‘If you build it, they will come’ can no longer be the standard for media companies
By Bethany Chambers | Digital Operations Manager
In the world of digital media, there is no single Field of Dreams. Shoeless Joe wouldn’t make his appearance in one cornfield now; he’d need one for each day of the week—at least.
Digital media has gone through an incredible evolution in the past decade (to put it mildly), but one thing has not changed: We’re still here to serve our audiences. And that means meeting them where they are. Right now, that’s on their smartphones.
At the Folio: Show in New York this past week, Atlantic Media vice president of digital Kim Lau put it best when she said it’s “back to the future” with our content delivery platforms. (It also happened to be Oct. 21 or “Back to the Future” Day, so Lau was helpfully delivering hashtag-friendly quotes to the crowd of journalists.)
Just more than five years ago, when mobile traffic was a small percentage of website visitors, media companies were setting up mobile websites. The trend was to develop mobile sites as a completely different environment than desktop sites, with separate content and separate domains. (Remember the time when you had to type in “m-dot” before websites on your not-quite-as-smart phone’s browser?) The divergence of platforms was on.
But that was then.
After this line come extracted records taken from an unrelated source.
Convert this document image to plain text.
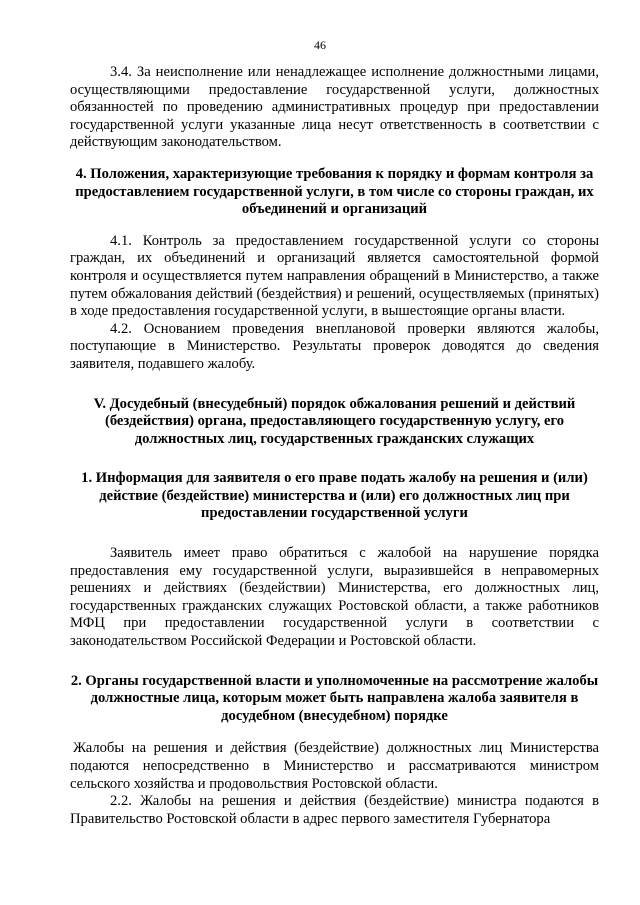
46

3.4. За неисполнение или ненадлежащее исполнение должностными лицами, осуществляющими предоставление государственной услуги, должностных обязанностей по проведению административных процедур при предоставлении государственной услуги указанные лица несут ответственность в соответствии с действующим законодательством.

4. Положения, характеризующие требования к порядку и формам контроля за предоставлением государственной услуги, в том числе со стороны граждан, их объединений и организаций

4.1. Контроль за предоставлением государственной услуги со стороны граждан, их объединений и организаций является самостоятельной формой контроля и осуществляется путем направления обращений в Министерство, а также путем обжалования действий (бездействия) и решений, осуществляемых (принятых) в ходе предоставления государственной услуги, в вышестоящие органы власти.

4.2. Основанием проведения внеплановой проверки являются жалобы, поступающие в Министерство. Результаты проверок доводятся до сведения заявителя, подавшего жалобу.

V. Досудебный (внесудебный) порядок обжалования решений и действий (бездействия) органа, предоставляющего государственную услугу, его должностных лиц, государственных гражданских служащих
1. Информация для заявителя о его праве подать жалобу на решения и (или) действие (бездействие) министерства и (или) его должностных лиц при предоставлении государственной услуги

Заявитель имеет право обратиться с жалобой на нарушение порядка предоставления ему государственной услуги, выразившейся в неправомерных решениях и действиях (бездействии) Министерства, его должностных лиц, государственных гражданских служащих Ростовской области, а также работников МФЦ при предоставлении государственной услуги в соответствии с законодательством Российской Федерации и Ростовской области.

2. Органы государственной власти и уполномоченные на рассмотрение жалобы должностные лица, которым может быть направлена жалоба заявителя в досудебном (внесудебном) порядке

Жалобы на решения и действия (бездействие) должностных лиц Министерства подаются непосредственно в Министерство и рассматриваются министром сельского хозяйства и продовольствия Ростовской области.

2.2. Жалобы на решения и действия (бездействие) министра подаются в Правительство Ростовской области в адрес первого заместителя Губернатора
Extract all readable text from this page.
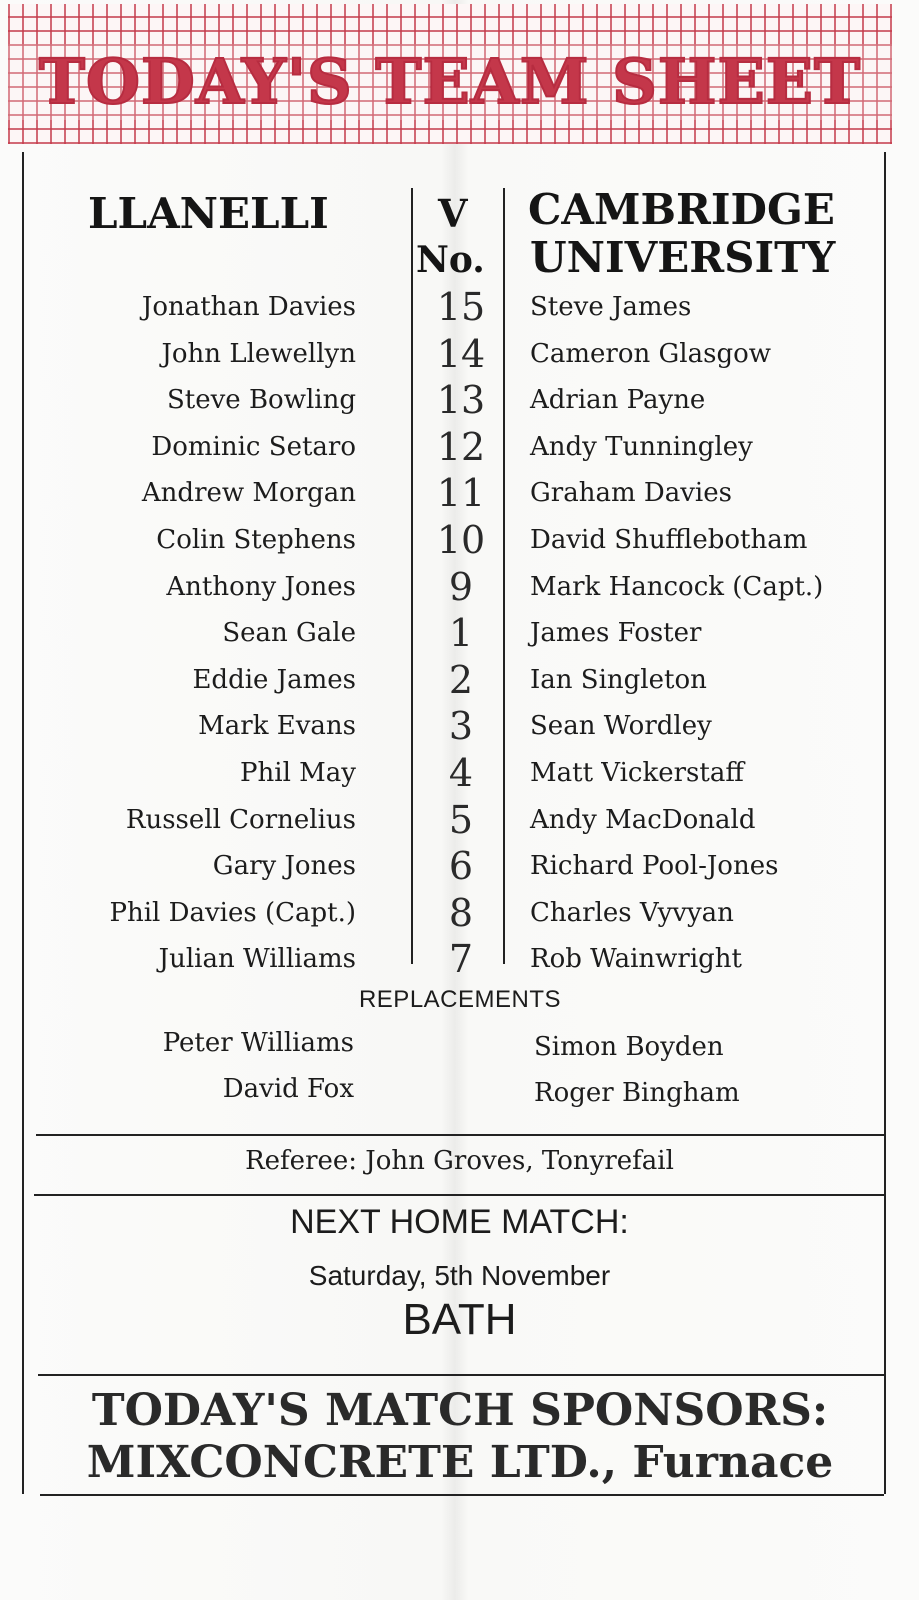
TODAY'S TEAM SHEET
LLANELLI	V
No.
CAMBRIDGE
UNIVERSITY
Jonathan Davies
John Llewellyn
Steve Bowling
Dominic Setaro
Andrew Morgan
Colin Stephens
Anthony Jones
Sean Gale
Eddie James
Mark Evans
Phil May
Russell Cornelius
Gary Jones
Phil Davies (Capt.)
Julian Williams
15
14
13
12
11
10
9
1
2
3
4
5
6
8
7
Steve James
Cameron Glasgow
Adrian Payne
Andy Tunningley
Graham Davies
David Shufflebotham
Mark Hancock (Capt.)
James Foster
Ian Singleton
Sean Wordley
Matt Vickerstaff
Andy MacDonald
Richard Pool-Jones
Charles Vyvyan
Rob Wainwright
REPLACEMENTS
Peter Williams
David Fox
Simon Boyden
Roger Bingham
Referee: John Groves, Tonyrefail
NEXT HOME MATCH:
Saturday, 5th November
BATH
TODAY'S MATCH SPONSORS:
MIXCONCRETE LTD., Furnace
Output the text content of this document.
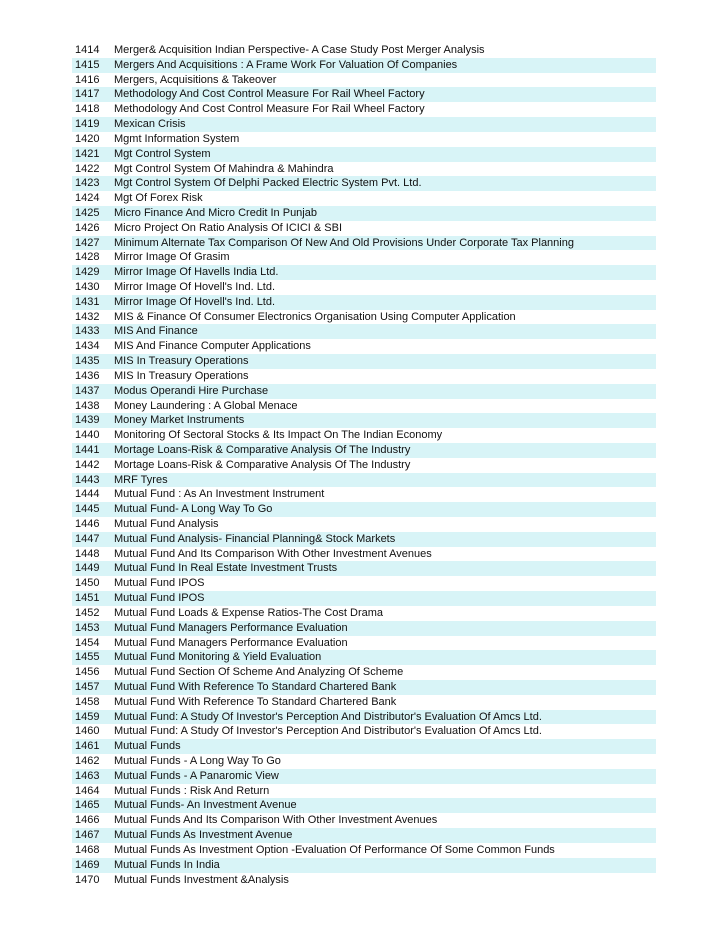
1414	Merger& Acquisition Indian Perspective- A Case Study Post Merger Analysis
1415	Mergers And Acquisitions : A Frame Work For Valuation Of Companies
1416	Mergers, Acquisitions & Takeover
1417	Methodology And Cost Control Measure For Rail Wheel Factory
1418	Methodology And Cost Control Measure For Rail Wheel Factory
1419	Mexican Crisis
1420	Mgmt Information System
1421	Mgt Control System
1422	Mgt Control System Of Mahindra & Mahindra
1423	Mgt Control System Of Delphi Packed Electric System Pvt. Ltd.
1424	Mgt Of Forex Risk
1425	Micro Finance And Micro Credit In Punjab
1426	Micro Project On Ratio Analysis Of ICICI & SBI
1427	Minimum Alternate Tax Comparison Of New And Old Provisions Under Corporate Tax Planning
1428	Mirror Image Of Grasim
1429	Mirror Image Of Havells India Ltd.
1430	Mirror Image Of Hovell's Ind. Ltd.
1431	Mirror Image Of Hovell's Ind. Ltd.
1432	MIS & Finance Of Consumer Electronics Organisation Using Computer Application
1433	MIS And Finance
1434	MIS And Finance Computer Applications
1435	MIS In Treasury Operations
1436	MIS In Treasury Operations
1437	Modus Operandi Hire Purchase
1438	Money Laundering : A Global Menace
1439	Money Market Instruments
1440	Monitoring Of Sectoral Stocks & Its Impact On The Indian Economy
1441	Mortage Loans-Risk & Comparative Analysis Of The Industry
1442	Mortage Loans-Risk & Comparative Analysis Of The Industry
1443	MRF Tyres
1444	Mutual Fund : As An Investment Instrument
1445	Mutual Fund- A Long Way To Go
1446	Mutual Fund Analysis
1447	Mutual Fund Analysis- Financial Planning& Stock Markets
1448	Mutual Fund And Its Comparison With Other Investment Avenues
1449	Mutual Fund In Real Estate Investment Trusts
1450	Mutual Fund IPOS
1451	Mutual Fund IPOS
1452	Mutual Fund Loads & Expense Ratios-The Cost Drama
1453	Mutual Fund Managers Performance Evaluation
1454	Mutual Fund Managers Performance Evaluation
1455	Mutual Fund Monitoring & Yield Evaluation
1456	Mutual Fund Section Of Scheme And Analyzing Of Scheme
1457	Mutual Fund With Reference To Standard Chartered Bank
1458	Mutual Fund With Reference To Standard Chartered Bank
1459	Mutual Fund: A Study Of Investor's Perception And Distributor's Evaluation Of Amcs Ltd.
1460	Mutual Fund: A Study Of Investor's Perception And Distributor's Evaluation Of Amcs Ltd.
1461	Mutual Funds
1462	Mutual Funds - A Long Way To Go
1463	Mutual Funds - A Panaromic View
1464	Mutual Funds : Risk And Return
1465	Mutual Funds- An Investment Avenue
1466	Mutual Funds And Its Comparison With Other Investment Avenues
1467	Mutual Funds As Investment Avenue
1468	Mutual Funds As Investment Option -Evaluation Of Performance Of Some Common Funds
1469	Mutual Funds In India
1470	Mutual Funds Investment &Analysis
Lau’s presentation, “Critical Trends in Mobile Content,” highlighted what a whirlwind we’ve gone through in mobile media in the past year, as the jump in smartphone traffic focused publishers on mobile consolidation before big tech came to throw us for a loop.
By late 2014, the demand of the mobile audience was to consume content on a single responsive website, no longer two separate environments. I’m proud to say North Coast Media’s brands were all responsive before many other publishers, with our last responsive site launching in mid-April, around the same time The Atlantic’s did.
Then came some major announcements – the launch of three new platforms in Facebook Instant Articles, Apple News (which rose from the ashes of the Newsstand and its publisher-developed apps) and Google AMP (short for “accelerated mobile page” project). This means three new distribution points for publishers to figure out in the coming months (none are mass-market yet) and “lots of ongoing maintenance with different templates and different experiences,” as Lau points out.
Also presenting on the mobile topic, Nicholas White, CEO of The Daily Dot, which gets a majority of its traffic from mobile, added that it is critical that competition continues to flourish in order to meet audiences and deliver quality content, calling “a winner take all environment” a “real problem for the industry.”
North Coast Media has 33 social media accounts across our six industries — on Twitter, Facebook, LinkedIn, Instagram and Pinterest — where we are engaging with our audiences on some of their favorite platforms at the times it’s most convenient for them. Although our iPad apps went the way of Newsstand, our digital editions of the magazines are mobile responsive to whatever device you’re using. And, while we are continuing to tweak the design and functionality of our mobile responsive websites, we don’t plan to stop there. We’ll be on any platform we can be, delivering the news our audience needs when they need it.